Innovation Comes from Customers

Innovation comes from customers…or so Harvard thinks.

Aha moments rarely come without some sort of problem you are trying to solve and there is no greater ‘problem creators’ than your customers. Twitter is a perfect example of this. They will think of things you never thought of and use your products in ways you’ve never imagined. Learn to harness this phenomenon and you’re on your way to having a more innovative company.

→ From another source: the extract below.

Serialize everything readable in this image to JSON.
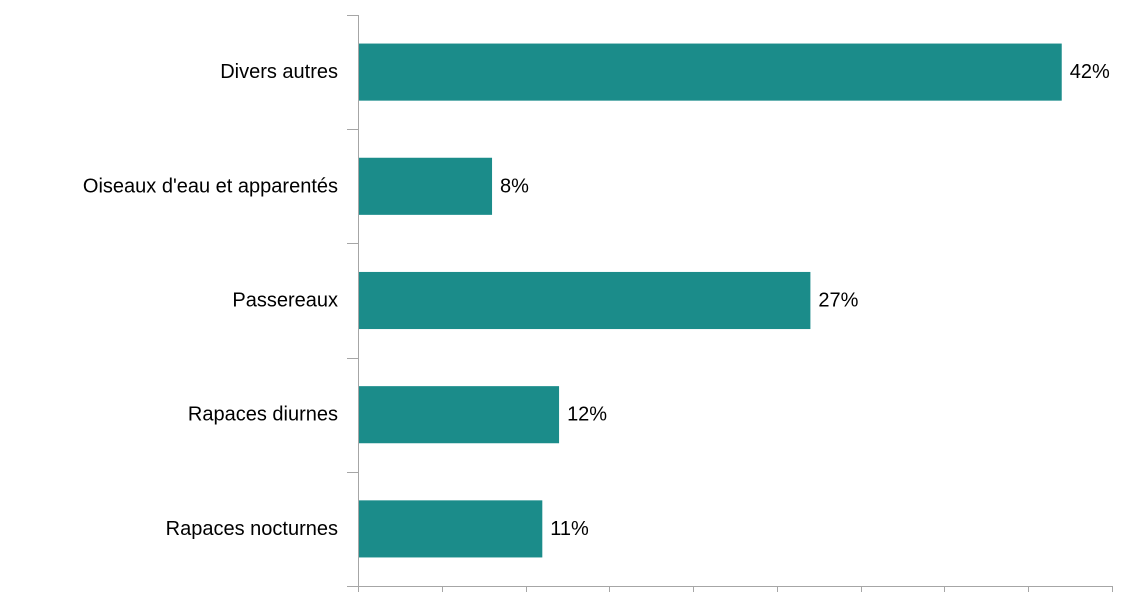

For example, imagine you have a customer who wants software that allows appointments to be setup online. “No one has it” he says, but he wants it. So an innovator would make it, have it made, or find it, and then package it and sell it to other sites. That’s how innovation from the customer makes your company more innovative.

But you have to execute.

It’s easy to create a plan, the hard part is executing it. One trap a lot of companies (people) fall into is creating the structure around innovation or a new project in the hopes that once the structure is in place the new product will almost make itself. “After [that] it’s just ‘plug and chug’,” they say. Executors know that you have to do the plug and chug part too even if that means hiring out or outsourcing to do so. The plug and chug-level work should be a matter of following procedures in a well-defined structure. The creators, designers, and innovators at a company usually like to create the structure, but have trouble filling it in. Either learn to get around this psychological gap or find someone else to finish/maintain the job for you.